Tyler McClain is an Ovation Fellow from Loyola Marymount University.
Glendale’s A Noise Within is a theater dedicated to the preservation of “timeless” drama through the presentation of work that will remain essential to the human experience”100 years into the future, as it was 100 years ago,” explained co-founder and co-artistic director of the theater Geoff Elliott. Though many of their featured productions are at least a century old, they remain as visually and dramatically fresh as ever, like J.M. Synge’s Playboy of the Western World.
Playboy, which I attended last Sunday and finishes its run on May 22, is a challenge to produce, incorporating terminology that dates back to over a century ago, and living or dying by the success of its actors’ rural, antiquated Irish accents. Between deciphering foreign terminology and the not-so-simple task of just understanding what’s being said, Playboy runs the risk of being a very long evening of theater.
That it succeeds in ANW’s production wasn’t surprising. As it is a perfect combination of spot-on production design, thoughtful staging and engaging performances, the show hurries by with hardly a hiccup.
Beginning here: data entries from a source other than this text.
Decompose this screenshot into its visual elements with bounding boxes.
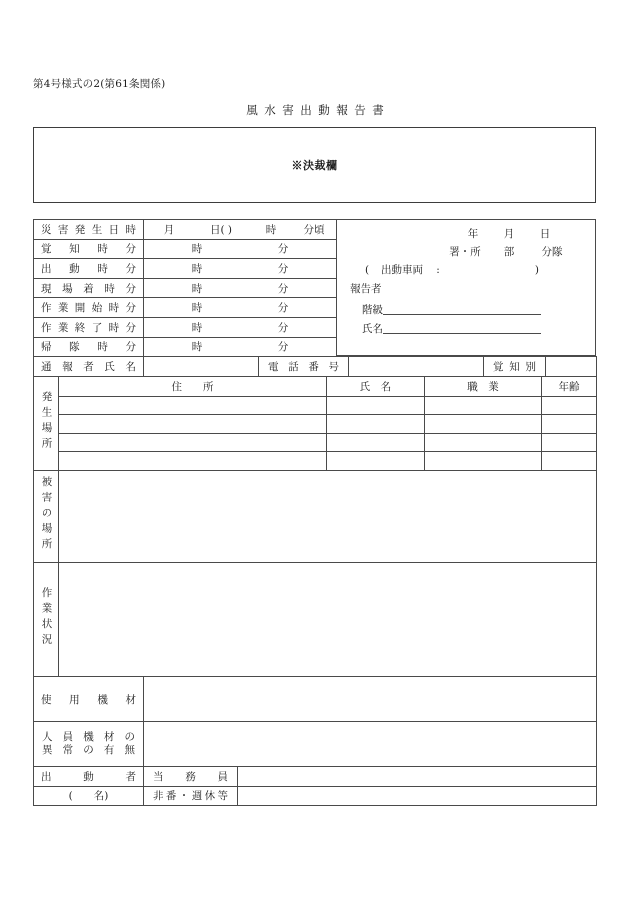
field-detection-time[interactable] (144, 239, 337, 259)
equipment-used-label: 使用機材 (34, 677, 144, 722)
equipment-anomaly-input[interactable] (144, 722, 597, 767)
crew-table (33, 766, 597, 806)
unit-squad: 分隊 (541, 246, 563, 258)
column-header-address: 住 所 (59, 377, 327, 397)
equipment-table (33, 676, 597, 767)
detection-type-input[interactable] (546, 357, 597, 377)
field-work-start-time[interactable] (144, 298, 337, 318)
row-label-dispatch-time: 出動時分 (34, 259, 144, 279)
damage-place-table (33, 470, 597, 563)
table-row (34, 337, 337, 357)
work-status-side-label: 作業状況 (34, 563, 59, 677)
informant-table (33, 356, 597, 377)
report-date[interactable] (455, 226, 563, 241)
informant-name-input[interactable] (144, 357, 259, 377)
table-row (34, 278, 337, 298)
page-title: 風水害出動報告書 (246, 103, 391, 117)
cell-occupation[interactable] (425, 396, 542, 415)
unit-station: 署・所 (449, 246, 481, 258)
anomaly-label-line2: 異常の有無 (42, 744, 135, 756)
table-row (34, 677, 597, 722)
unit-division: 部 (503, 246, 515, 258)
table-row (34, 433, 597, 452)
damage-place-side-label: 被害の場所 (34, 471, 59, 563)
cell-address[interactable] (59, 433, 327, 452)
vehicle-paren-close: ) (534, 264, 539, 276)
field-disaster-datetime[interactable] (144, 220, 337, 240)
reporter-label: 報告者 (350, 283, 382, 295)
vehicle-label: 出動車両 (381, 264, 423, 276)
table-row (34, 377, 597, 397)
dispatch-minute: 分 (277, 262, 289, 275)
on-duty-label: 当務員 (144, 767, 238, 787)
equipment-anomaly-label (34, 722, 144, 767)
table-row (34, 357, 597, 377)
table-row (34, 767, 597, 787)
approval-label: ※決裁欄 (291, 159, 338, 172)
column-header-name: 氏 名 (327, 377, 425, 397)
return-hour: 時 (191, 341, 203, 354)
reporter-name-row (362, 319, 541, 336)
vehicle-colon: : (436, 264, 440, 276)
damage-place-input[interactable] (59, 471, 597, 563)
report-date-day: 日 (539, 228, 551, 240)
report-date-year: 年 (467, 228, 479, 240)
cell-name[interactable] (327, 396, 425, 415)
occurrence-place-table (33, 376, 597, 471)
work-start-minute: 分 (277, 302, 289, 315)
on-duty-input[interactable] (238, 767, 597, 787)
row-label-detection-time: 覚知時分 (34, 239, 144, 259)
cell-age[interactable] (542, 396, 597, 415)
field-arrival-time[interactable] (144, 278, 337, 298)
row-label-disaster-datetime: 災害発生日時 (34, 220, 144, 240)
report-date-month: 月 (503, 228, 515, 240)
table-row (34, 317, 337, 337)
table-row (34, 563, 597, 677)
report-unit[interactable] (441, 244, 575, 259)
row-label-work-end-time: 作業終了時分 (34, 317, 144, 337)
disaster-hour: 時 (265, 223, 277, 236)
report-meta-box (336, 219, 596, 356)
table-row (34, 415, 597, 434)
cell-occupation[interactable] (425, 433, 542, 452)
work-end-hour: 時 (191, 321, 203, 334)
informant-phone-input[interactable] (349, 357, 484, 377)
crew-count-label-line2[interactable]: ( 名) (34, 786, 144, 806)
detection-minute: 分 (277, 243, 289, 256)
field-dispatch-time[interactable] (144, 259, 337, 279)
cell-age[interactable] (542, 433, 597, 452)
field-return-time[interactable] (144, 337, 337, 357)
informant-name-label: 通報者氏名 (34, 357, 144, 377)
table-row (34, 722, 597, 767)
detection-type-label: 覚知別 (484, 357, 546, 377)
arrival-minute: 分 (277, 282, 289, 295)
table-row (34, 396, 597, 415)
table-row (34, 786, 597, 806)
column-header-age: 年齢 (542, 377, 597, 397)
form-number: 第4号様式の2(第61条関係) (33, 78, 166, 90)
disaster-month: 月 (163, 223, 175, 236)
vehicle-paren-open: ( (365, 264, 370, 276)
work-status-input[interactable] (59, 563, 597, 677)
reporter-rank-input[interactable] (383, 300, 541, 315)
cell-age[interactable] (542, 452, 597, 471)
cell-name[interactable] (327, 415, 425, 434)
cell-address[interactable] (59, 415, 327, 434)
work-status-table (33, 562, 597, 677)
cell-address[interactable] (59, 396, 327, 415)
table-row (34, 259, 337, 279)
anomaly-label-line1: 人員機材の (42, 731, 135, 744)
table-row (34, 452, 597, 471)
table-row (34, 471, 597, 563)
disaster-minute: 分頃 (303, 223, 325, 236)
detection-hour: 時 (191, 243, 203, 256)
work-start-hour: 時 (191, 302, 203, 315)
off-duty-input[interactable] (238, 786, 597, 806)
row-label-arrival-time: 現場着時分 (34, 278, 144, 298)
disaster-day: 日( ) (209, 223, 233, 236)
table-row (34, 298, 337, 318)
cell-name[interactable] (327, 452, 425, 471)
informant-phone-label: 電話番号 (259, 357, 349, 377)
field-work-end-time[interactable] (144, 317, 337, 337)
table-row (34, 220, 337, 240)
reporter-name-input[interactable] (383, 319, 541, 334)
approval-box[interactable] (33, 127, 596, 203)
cell-occupation[interactable] (425, 452, 542, 471)
table-row (34, 239, 337, 259)
dispatch-vehicle[interactable] (365, 262, 539, 277)
crew-count-label-line1: 出動者 (34, 767, 144, 787)
occurrence-place-side-label: 発生場所 (34, 377, 59, 471)
equipment-used-input[interactable] (144, 677, 597, 722)
return-minute: 分 (277, 341, 289, 354)
work-end-minute: 分 (277, 321, 289, 334)
reporter-rank-label: 階級 (362, 304, 383, 316)
reporter-rank-row (362, 300, 541, 317)
cell-address[interactable] (59, 452, 327, 471)
off-duty-label: 非番・週休等 (144, 786, 238, 806)
column-header-occupation: 職 業 (425, 377, 542, 397)
row-label-return-time: 帰隊時分 (34, 337, 144, 357)
dispatch-hour: 時 (191, 262, 203, 275)
time-table (33, 219, 337, 357)
cell-name[interactable] (327, 433, 425, 452)
arrival-hour: 時 (191, 282, 203, 295)
cell-age[interactable] (542, 415, 597, 434)
cell-occupation[interactable] (425, 415, 542, 434)
reporter-name-label: 氏名 (362, 323, 383, 335)
row-label-work-start-time: 作業開始時分 (34, 298, 144, 318)
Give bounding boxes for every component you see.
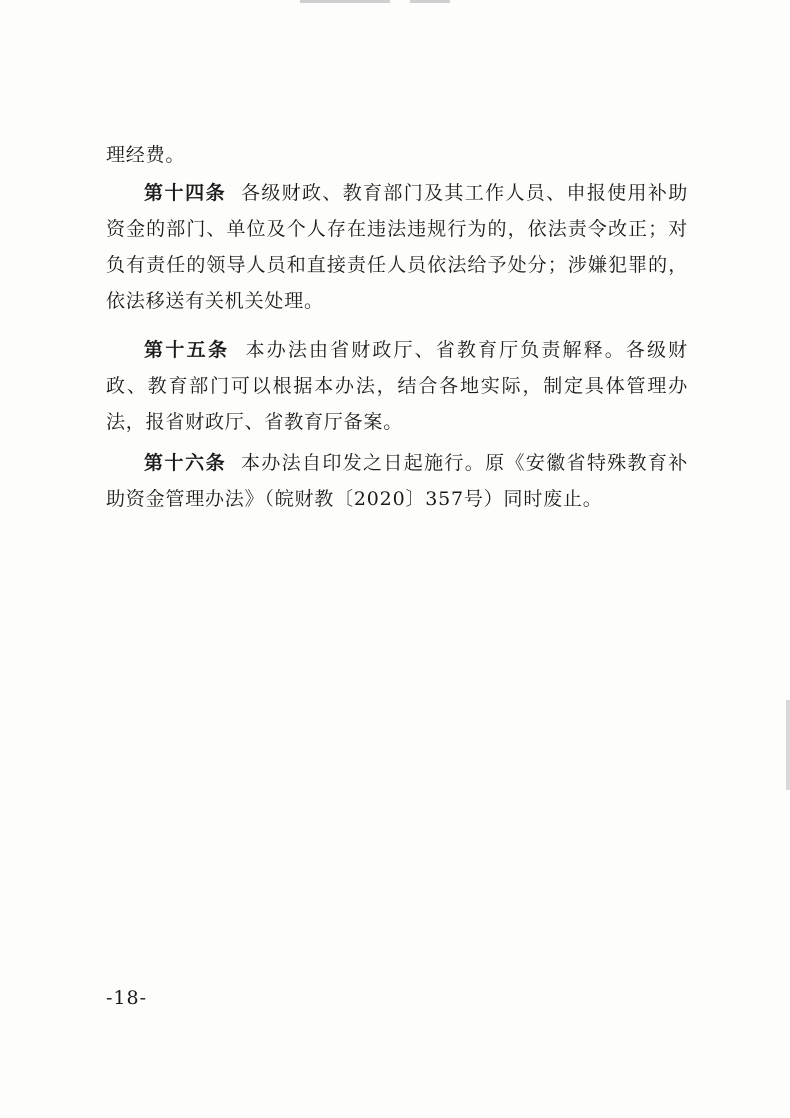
scan-artifact	[410, 0, 450, 3]
scan-artifact	[300, 0, 390, 3]
article-16-text: 本办法自印发之日起施行。原《安徽省特殊教育补助资金管理办法》（皖财教〔2020〕357号）同时废止。	[106, 452, 688, 510]
article-14-text: 各级财政、教育部门及其工作人员、申报使用补助资金的部门、单位及个人存在违法违规行为的，依法责令改正；对负有责任的领导人员和直接责任人员依法给予处分；涉嫌犯罪的，依法移送有关机关处理。	[106, 182, 688, 312]
page-number: -18-	[106, 987, 148, 1009]
article-16-paragraph	[106, 445, 688, 517]
article-15-heading: 第十五条	[144, 339, 230, 361]
scan-edge-artifact	[786, 700, 790, 790]
paragraph-continuation	[106, 137, 688, 173]
article-15-paragraph	[106, 332, 688, 440]
article-16-heading: 第十六条	[144, 452, 227, 474]
article-14-heading: 第十四条	[144, 182, 227, 204]
article-14-paragraph	[106, 175, 688, 319]
paragraph-text: 理经费。	[106, 144, 186, 166]
article-15-text: 本办法由省财政厅、省教育厅负责解释。各级财政、教育部门可以根据本办法，结合各地实际，制定具体管理办法，报省财政厅、省教育厅备案。	[106, 339, 688, 433]
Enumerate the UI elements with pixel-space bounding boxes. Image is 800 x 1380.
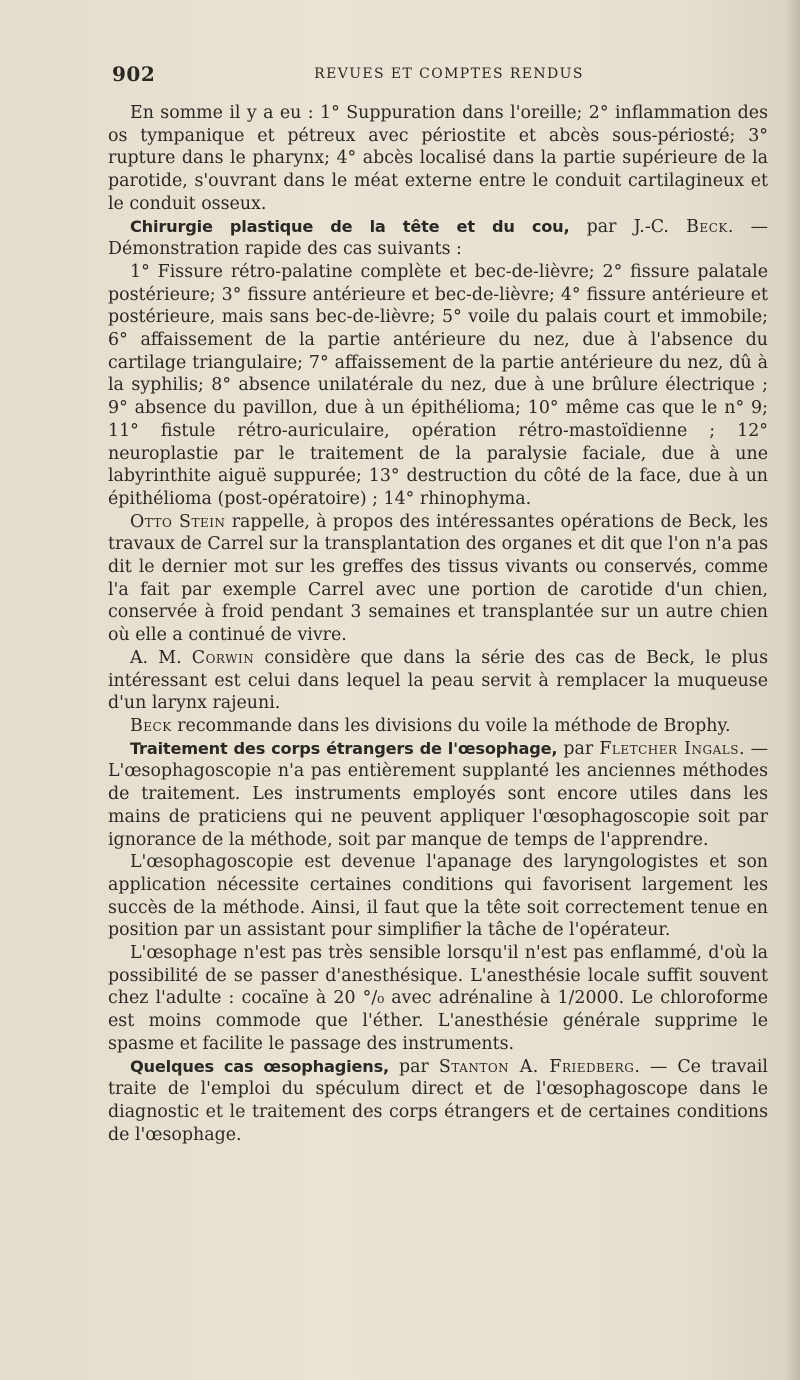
author-name: Otto Stein — [130, 511, 226, 532]
author-name: Corwin — [191, 647, 255, 668]
author-name: Stanton A. Friedberg — [438, 1056, 635, 1077]
paragraph-section-chirurgie: Chirurgie plastique de la tête et du cou, par J.-C. Beck. — Démonstration rapide des cas suivants : — [108, 216, 768, 260]
paragraph-anesthesie: L'œsophage n'est pas très sensible lorsqu'il n'est pas enflammé, d'où la possibilité de se passer d'anesthésique. L'anesthésie locale suffit souvent chez l'adulte : cocaïne à 20 °/₀ avec adrénaline à 1/2000. Le chloroforme est moins commode que l'éther. L'anesthésie générale supprime le spasme et facilite le passage des instruments. — [108, 943, 768, 1054]
paragraph-corwin: A. M. Corwin considère que dans la série des cas de Beck, le plus intéressant est celui dans lequel la peau servit à remplacer la muqueuse d'un larynx rajeuni. — [108, 647, 768, 714]
page-header — [112, 62, 766, 88]
running-title: REVUES ET COMPTES RENDUS — [314, 66, 584, 82]
author-name: J.-C. — [633, 216, 687, 237]
section-heading: Chirurgie plastique de la tête et du cou, — [130, 216, 570, 236]
page-edge-shadow — [786, 0, 800, 1380]
paragraph-oesophagoscopie: L'œsophagoscopie est devenue l'apanage des laryngologistes et son application nécessite certaines conditions qui favorisent largement les succès de la méthode. Ainsi, il faut que la tête soit correctement tenue en position par un assistant pour simplifier la tâche de l'opérateur. — [108, 852, 768, 941]
paragraph-summary: En somme il y a eu : 1° Suppuration dans l'oreille; 2° inflammation des os tympanique et pétreux avec périostite et abcès sous-périosté; 3° rupture dans le pharynx; 4° abcès localisé dans la partie supérieure de la parotide, s'ouvrant dans le méat externe entre le conduit cartilagineux et le conduit osseux. — [108, 103, 768, 214]
section-heading: Traitement des corps étrangers de l'œsophage, — [130, 738, 558, 758]
paragraph-section-oesophage: Traitement des corps étrangers de l'œsophage, par Fletcher Ingals. — L'œsophagoscopie n'a pas entièrement supplanté les anciennes méthodes de traitement. Les instruments employés sont encore utiles dans les mains de praticiens qui ne peuvent appliquer l'œsophagoscopie soit par ignorance de la méthode, soit par manque de temps de l'apprendre. — [108, 738, 768, 850]
author-name: A. M. — [130, 647, 192, 668]
author-name: Beck — [130, 715, 172, 736]
section-heading: Quelques cas œsophagiens, — [130, 1056, 389, 1076]
page-number: 902 — [112, 62, 156, 86]
paragraph-stein: Otto Stein rappelle, à propos des intéressantes opérations de Beck, les travaux de Carrel sur la transplantation des organes et dit que l'on n'a pas dit le dernier mot sur les greffes des tissus vivants ou conservés, comme l'a fait par exemple Carrel avec une portion de carotide d'un chien, conservée à froid pendant 3 semaines et transplantée sur un autre chien où elle a continué de vivre. — [108, 511, 768, 646]
author-name: Fletcher Ingals — [599, 738, 739, 759]
paragraph-section-cas: Quelques cas œsophagiens, par Stanton A. Friedberg. — Ce travail traite de l'emploi du spéculum direct et de l'œsophagoscope dans le diagnostic et le traitement des corps étrangers et de certaines conditions de l'œsophage. — [108, 1056, 768, 1145]
article-body — [108, 102, 768, 1146]
paragraph-beck: Beck recommande dans les divisions du voile la méthode de Brophy. — [130, 715, 731, 736]
author-name: Beck — [686, 216, 728, 237]
paragraph-case-list: 1° Fissure rétro-palatine complète et bec-de-lièvre; 2° fissure palatale postérieure; 3° fissure antérieure et bec-de-lièvre; 4° fissure antérieure et postérieure, mais sans bec-de-lièvre; 5° voile du palais court et immobile; 6° affaissement de la partie antérieure du nez, due à l'absence du cartilage triangulaire; 7° affaissement de la partie antérieure du nez, dû à la syphilis; 8° absence unilatérale du nez, due à une brûlure électrique ; 9° absence du pavillon, due à un épithélioma; 10° même cas que le n° 9; 11° fistule rétro-auriculaire, opération rétro-mastoïdienne ; 12° neuroplastie par le traitement de la paralysie faciale, due à une labyrinthite aiguë suppurée; 13° destruction du côté de la face, due à un épithélioma (post-opératoire) ; 14° rhinophyma. — [108, 261, 768, 509]
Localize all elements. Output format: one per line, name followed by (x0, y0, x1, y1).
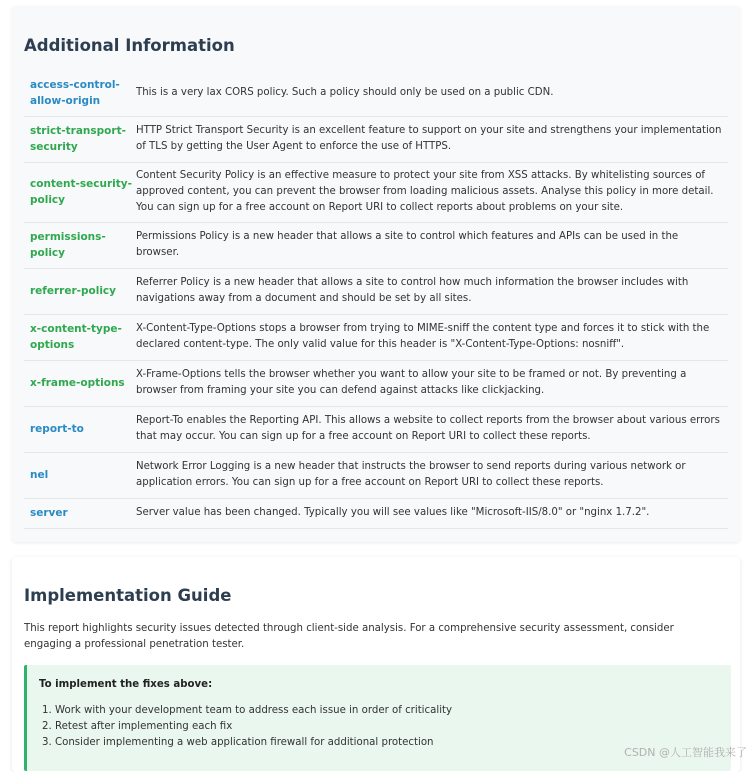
step-item: 1. Work with your development team to address each issue in order of criticality (55, 703, 452, 719)
header-name-line: nel (30, 469, 49, 481)
section-title-implementation-guide: Implementation Guide (24, 586, 232, 605)
header-name-line: policy (30, 247, 65, 259)
header-name (24, 116, 136, 162)
header-description: Server value has been changed. Typically you will see values like "Microsoft-IIS/8.0" or "nginx 1.7.2". (136, 498, 728, 528)
header-name (24, 314, 136, 360)
watermark: CSDN @人工智能我来了 (624, 746, 747, 759)
header-row-strict-transport-security (24, 116, 728, 162)
step-item: 3. Consider implementing a web application firewall for additional protection (55, 735, 452, 751)
header-name-line: security (30, 141, 78, 153)
header-description: HTTP Strict Transport Security is an excellent feature to support on your site and strengthens your implementation of TLS by getting the User Agent to enforce the use of HTTPS. (136, 116, 728, 162)
header-description: X-Content-Type-Options stops a browser from trying to MIME-sniff the content type and forces it to stick with the declared content-type. The only valid value for this header is "X-Content-Type-Options: nosniff". (136, 314, 728, 360)
section-title-additional-information: Additional Information (24, 36, 235, 55)
implementation-intro: This report highlights security issues detected through client-side analysis. For a comprehensive security assessment, consider engaging a professional penetration tester. (24, 623, 674, 650)
header-name (24, 162, 136, 222)
header-row-content-security-policy (24, 162, 728, 222)
header-name-line: server (30, 507, 68, 519)
header-row-referrer-policy (24, 268, 728, 314)
header-name-line: x-frame-options (30, 377, 125, 389)
header-name-line: referrer-policy (30, 285, 116, 297)
header-name-line: options (30, 339, 75, 351)
header-name (24, 406, 136, 452)
header-row-access-control-allow-origin (24, 70, 728, 116)
header-description: This is a very lax CORS policy. Such a policy should only be used on a public CDN. (136, 70, 728, 116)
header-name-line: strict-transport- (30, 125, 126, 137)
header-name (24, 498, 136, 528)
header-name-line: policy (30, 194, 65, 206)
header-name (24, 70, 136, 116)
header-name-line: access-control- (30, 78, 120, 91)
header-description: Report-To enables the Reporting API. This allows a website to collect reports from the browser about various errors that may occur. You can sign up for a free account on Report URI to collect these reports. (136, 406, 728, 452)
header-description: Content Security Policy is an effective measure to protect your site from XSS attacks. By whitelisting sources of approved content, you can prevent the browser from loading malicious assets. Analyse this policy in more detail. You can sign up for a free account on Report URI to collect reports about problems on your site. (136, 162, 728, 222)
steps-list (27, 703, 452, 751)
header-row-x-frame-options (24, 360, 728, 406)
header-description: Permissions Policy is a new header that allows a site to control which features and APIs can be used in the browser. (136, 222, 728, 268)
header-name-line: permissions- (30, 231, 106, 243)
header-row-server (24, 498, 728, 528)
header-name-line: content-security- (30, 178, 132, 190)
header-description: Referrer Policy is a new header that allows a site to control how much information the browser includes with navigations away from a document and should be set by all sites. (136, 268, 728, 314)
header-description: X-Frame-Options tells the browser whether you want to allow your site to be framed or not. By preventing a browser from framing your site you can defend against attacks like clickjacking. (136, 360, 728, 406)
additional-information-card (12, 6, 740, 542)
header-name (24, 360, 136, 406)
header-row-report-to (24, 406, 728, 452)
header-row-nel (24, 452, 728, 498)
header-name-line: allow-origin (30, 94, 101, 107)
header-description: Network Error Logging is a new header that instructs the browser to send reports during various network or application errors. You can sign up for a free account on Report URI to collect these reports. (136, 452, 728, 498)
header-name (24, 222, 136, 268)
step-item: 2. Retest after implementing each fix (55, 719, 452, 735)
header-name (24, 268, 136, 314)
headers-table (24, 70, 728, 529)
header-name-line: report-to (30, 423, 84, 435)
header-name (24, 452, 136, 498)
header-row-permissions-policy (24, 222, 728, 268)
header-name-line: x-content-type- (30, 323, 122, 335)
implementation-guide-card (12, 557, 740, 772)
steps-box-title: To implement the fixes above: (39, 679, 213, 690)
header-row-x-content-type-options (24, 314, 728, 360)
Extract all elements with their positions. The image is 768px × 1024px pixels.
What surprised me more was that due to having never seen a production of Playboy, it seems as relevant to today as any contemporary play I’ve seen.
Playboy was written in 1909 but it has as much to say about celebrity and mythmaking in the now as it does about Irish innkeeping, which is to say a lot. It’s a play about living in the company of others and dealing with what they expect of you. I can’t imagine it feeling any more relevant 100 years ago than it did last weekend.
I’m certainly not the first to say so but we live in an era of truly disposable artistic media. Between 24-hour news cycles, reality TV and the not-so-new-anymore “blogosphere,” information dissemination and entertainment as art seem interchangeable. Everyone and no one bear constant witness to everything, in simultaneity. How then, am I expected to understand the term “timeless?”
To me, timelessness means appealing now, “back then” and in the future. To Merriam-Webster, it means a “state of eternal existence.” And, allow me to speak for all of us, in theater it means something eternal to us as the viewer; something we can always see in ourselves and ourselves in it. A timeless play is a piece that reflects being alive in some way that is inseparable from the human experience, something that cannot be reduced out of our time on this planet.
In my studies as a writer, I’ve been taught to not consider things so lofty and transient as “theme” or “is this timeless?” Of course, these are my two greatest preoccupations, almost all I can think about when I feel a play beginning to take shape in my mind. Maybe it’s because I have so much more to learn but these issues make me wonder, “Am I writing for the sake of writing, or am I writing to testify that ‘I have existed. I was here.’” Am I writing for timelessness?
So this is my Problem of Timelessness. Is it not the practical goal of most (read: all) Art with a capital A to become “timeless?” Isn’t timeless synonymous with “great?” Is it not the ultimate qualifier? Perhaps A Noise Within’s noble goal of charting timeless drama runs a risk of redundancy. Unless a theater sets out to stage theatrical equivalence of reality TV shows or recognized pap, aren’t they all aiming at timelessness? It’s a lot to think about when I open a new Word document and begin to type away and, in a lot of ways, not necessarily that helpful. If writing the timeless was a science, wouldn’t we all be doing it?
As Yasmina Reza’s The Man said in her The Unexpected Man; “I wrote what I was capable of writing, not what I wanted to.”